最近、ロナウドがインテルに戻ってくるなんて噂が立っているけど、実際のところはどうなんだろう?

A― ロナウドがインテルを去る時、醜い問題が発生したことは聞いて知っている。彼にとっては空しい形でインテルを去ることになったわけだよね。だからと言って、彼がインテルを嫌いになったというわけじゃない。彼はずっとインテルのことが好きだったのさ。おそらく心からインテルに戻りたいと思っているのかもしれない。そう、僕のポジションを奪おうと思っているのかもしれないね(笑)。それは冗談だけど、彼がインテルに入ったら僕と2トップを組む可能性がある。結構、迫力のある2トップになると思うけどな。

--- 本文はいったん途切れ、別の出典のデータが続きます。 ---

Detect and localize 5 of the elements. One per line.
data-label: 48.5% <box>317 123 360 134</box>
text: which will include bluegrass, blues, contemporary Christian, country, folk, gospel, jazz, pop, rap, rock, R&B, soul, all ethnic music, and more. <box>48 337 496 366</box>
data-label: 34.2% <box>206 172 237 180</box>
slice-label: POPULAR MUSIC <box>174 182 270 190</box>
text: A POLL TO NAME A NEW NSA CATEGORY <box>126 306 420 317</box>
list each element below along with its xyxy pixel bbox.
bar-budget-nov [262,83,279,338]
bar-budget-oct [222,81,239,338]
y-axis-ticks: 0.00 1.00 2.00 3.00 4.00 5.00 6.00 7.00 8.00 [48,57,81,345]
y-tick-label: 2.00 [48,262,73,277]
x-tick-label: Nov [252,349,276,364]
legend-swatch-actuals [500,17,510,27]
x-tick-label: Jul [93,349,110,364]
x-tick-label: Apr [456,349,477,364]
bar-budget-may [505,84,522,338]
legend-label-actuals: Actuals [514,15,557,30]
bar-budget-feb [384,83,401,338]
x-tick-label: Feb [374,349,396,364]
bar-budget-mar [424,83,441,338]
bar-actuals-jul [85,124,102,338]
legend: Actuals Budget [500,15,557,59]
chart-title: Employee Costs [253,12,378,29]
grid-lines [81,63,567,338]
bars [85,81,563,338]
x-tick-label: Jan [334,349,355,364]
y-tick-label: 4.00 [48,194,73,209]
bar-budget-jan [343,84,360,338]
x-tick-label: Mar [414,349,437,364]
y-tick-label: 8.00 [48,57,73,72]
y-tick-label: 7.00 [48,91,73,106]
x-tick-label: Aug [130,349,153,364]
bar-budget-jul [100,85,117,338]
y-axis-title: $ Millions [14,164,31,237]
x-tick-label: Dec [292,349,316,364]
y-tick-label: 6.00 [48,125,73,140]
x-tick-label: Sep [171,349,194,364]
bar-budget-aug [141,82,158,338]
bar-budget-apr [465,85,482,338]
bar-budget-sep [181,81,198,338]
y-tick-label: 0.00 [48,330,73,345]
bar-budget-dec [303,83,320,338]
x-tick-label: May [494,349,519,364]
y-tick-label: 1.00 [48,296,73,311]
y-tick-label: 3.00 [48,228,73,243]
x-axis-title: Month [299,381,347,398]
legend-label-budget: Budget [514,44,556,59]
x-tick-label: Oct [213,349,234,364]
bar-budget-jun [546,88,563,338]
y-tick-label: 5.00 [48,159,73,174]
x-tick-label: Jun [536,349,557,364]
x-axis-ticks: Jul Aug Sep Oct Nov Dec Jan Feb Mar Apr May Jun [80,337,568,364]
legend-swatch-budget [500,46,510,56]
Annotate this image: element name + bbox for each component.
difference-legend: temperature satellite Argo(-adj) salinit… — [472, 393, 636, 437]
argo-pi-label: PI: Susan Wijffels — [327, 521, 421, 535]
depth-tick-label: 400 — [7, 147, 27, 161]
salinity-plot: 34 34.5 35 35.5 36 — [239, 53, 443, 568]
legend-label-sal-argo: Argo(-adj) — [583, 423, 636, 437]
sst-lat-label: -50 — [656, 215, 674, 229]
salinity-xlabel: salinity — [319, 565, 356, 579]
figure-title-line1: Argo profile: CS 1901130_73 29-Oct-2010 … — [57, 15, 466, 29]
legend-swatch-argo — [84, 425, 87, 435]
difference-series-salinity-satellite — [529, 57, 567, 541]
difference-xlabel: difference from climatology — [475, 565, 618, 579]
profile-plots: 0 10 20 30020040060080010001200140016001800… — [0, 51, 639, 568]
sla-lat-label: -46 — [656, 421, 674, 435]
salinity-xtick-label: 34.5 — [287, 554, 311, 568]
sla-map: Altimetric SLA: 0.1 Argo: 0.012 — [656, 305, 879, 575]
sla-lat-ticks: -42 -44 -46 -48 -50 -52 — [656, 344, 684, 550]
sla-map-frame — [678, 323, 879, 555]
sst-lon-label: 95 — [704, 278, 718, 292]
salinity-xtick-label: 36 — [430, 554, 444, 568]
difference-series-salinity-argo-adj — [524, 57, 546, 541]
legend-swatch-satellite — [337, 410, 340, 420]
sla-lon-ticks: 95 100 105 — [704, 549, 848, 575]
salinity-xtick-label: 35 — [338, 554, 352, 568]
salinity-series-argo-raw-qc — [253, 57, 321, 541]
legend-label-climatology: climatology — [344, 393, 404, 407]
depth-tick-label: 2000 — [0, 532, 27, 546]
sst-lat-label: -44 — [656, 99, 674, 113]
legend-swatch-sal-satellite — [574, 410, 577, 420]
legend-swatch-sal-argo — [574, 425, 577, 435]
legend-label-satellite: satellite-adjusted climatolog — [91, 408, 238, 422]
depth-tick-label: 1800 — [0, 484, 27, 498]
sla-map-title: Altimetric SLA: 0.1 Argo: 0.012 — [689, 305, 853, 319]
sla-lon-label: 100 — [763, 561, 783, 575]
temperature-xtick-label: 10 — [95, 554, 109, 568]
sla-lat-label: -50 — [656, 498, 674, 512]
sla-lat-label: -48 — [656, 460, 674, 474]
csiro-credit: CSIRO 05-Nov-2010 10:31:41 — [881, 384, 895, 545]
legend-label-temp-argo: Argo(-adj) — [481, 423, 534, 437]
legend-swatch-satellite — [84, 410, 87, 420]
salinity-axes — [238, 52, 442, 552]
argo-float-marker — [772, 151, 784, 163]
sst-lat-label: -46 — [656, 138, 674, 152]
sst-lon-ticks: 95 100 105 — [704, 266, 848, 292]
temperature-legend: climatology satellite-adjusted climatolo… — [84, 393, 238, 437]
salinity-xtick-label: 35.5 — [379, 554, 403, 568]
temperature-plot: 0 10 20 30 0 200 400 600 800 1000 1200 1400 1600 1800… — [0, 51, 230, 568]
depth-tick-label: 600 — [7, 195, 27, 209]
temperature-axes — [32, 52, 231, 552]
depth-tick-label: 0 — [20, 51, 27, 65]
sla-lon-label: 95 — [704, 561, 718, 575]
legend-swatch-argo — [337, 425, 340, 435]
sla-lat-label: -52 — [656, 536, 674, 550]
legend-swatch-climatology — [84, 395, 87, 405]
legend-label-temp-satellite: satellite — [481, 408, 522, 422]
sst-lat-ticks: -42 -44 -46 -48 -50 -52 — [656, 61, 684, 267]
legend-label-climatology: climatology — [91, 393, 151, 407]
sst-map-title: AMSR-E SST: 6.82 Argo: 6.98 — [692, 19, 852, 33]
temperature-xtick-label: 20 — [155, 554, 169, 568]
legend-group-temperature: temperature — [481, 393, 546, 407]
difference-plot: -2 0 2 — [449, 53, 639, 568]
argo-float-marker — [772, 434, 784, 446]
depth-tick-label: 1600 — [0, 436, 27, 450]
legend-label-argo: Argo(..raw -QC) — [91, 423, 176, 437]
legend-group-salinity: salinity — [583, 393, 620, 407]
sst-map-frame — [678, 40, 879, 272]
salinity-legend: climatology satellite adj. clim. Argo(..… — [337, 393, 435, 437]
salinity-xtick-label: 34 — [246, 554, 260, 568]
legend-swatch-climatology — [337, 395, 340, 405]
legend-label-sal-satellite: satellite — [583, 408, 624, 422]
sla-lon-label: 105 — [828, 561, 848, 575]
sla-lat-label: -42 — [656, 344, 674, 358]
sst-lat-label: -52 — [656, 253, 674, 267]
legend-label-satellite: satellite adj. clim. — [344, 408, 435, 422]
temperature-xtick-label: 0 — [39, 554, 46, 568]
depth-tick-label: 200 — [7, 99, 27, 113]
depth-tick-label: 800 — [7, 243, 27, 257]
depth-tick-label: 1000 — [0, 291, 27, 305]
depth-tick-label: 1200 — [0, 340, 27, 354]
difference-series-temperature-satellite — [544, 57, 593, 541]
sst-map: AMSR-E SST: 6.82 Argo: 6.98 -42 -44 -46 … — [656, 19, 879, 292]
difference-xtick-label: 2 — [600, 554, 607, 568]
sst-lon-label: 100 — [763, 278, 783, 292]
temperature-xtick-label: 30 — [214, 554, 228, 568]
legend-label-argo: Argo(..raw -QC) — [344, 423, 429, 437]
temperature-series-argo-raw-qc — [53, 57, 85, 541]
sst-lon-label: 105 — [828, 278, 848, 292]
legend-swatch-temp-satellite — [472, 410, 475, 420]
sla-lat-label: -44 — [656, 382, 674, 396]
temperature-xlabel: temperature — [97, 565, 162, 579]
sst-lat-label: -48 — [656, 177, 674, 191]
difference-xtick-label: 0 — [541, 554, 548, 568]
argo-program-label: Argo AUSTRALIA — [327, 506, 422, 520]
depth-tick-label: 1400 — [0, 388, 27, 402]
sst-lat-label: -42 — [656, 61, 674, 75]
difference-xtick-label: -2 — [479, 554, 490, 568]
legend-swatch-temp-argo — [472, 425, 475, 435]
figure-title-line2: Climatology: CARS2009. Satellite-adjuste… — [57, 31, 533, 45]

大親友であるマーティンスはミラノ・ダービーでゴールを挙げ、見事なバック転を披露した

となると、君の大親友、マーティンスの居場所がなくなってしまうね。

A― そうなったらマンチーニ監督に頼んで、3トップにしてもらえばいいだけさ(笑)。冗談は別にして、ロナウドは偉大なるカンピオーネであると同時に、僕にとっては大切な友達でもある。だから、一緒にプレーできれば最高だとは思うけど、クラブ側がどう考えているか分からないから現時点では何とも言いようがない。ロナウドがインテルを愛していることは知っている。ただ、僕があれこれ言うような問題じゃないよ。

マーティンスは君にとってはどんな存在?

A― オバ・オバ(マーティンスの愛称)は僕にとって最高のパートナーさ。ピッチ上でのコンビネーションは完璧だし、ピッチ外でもフィーリングが合うんだ。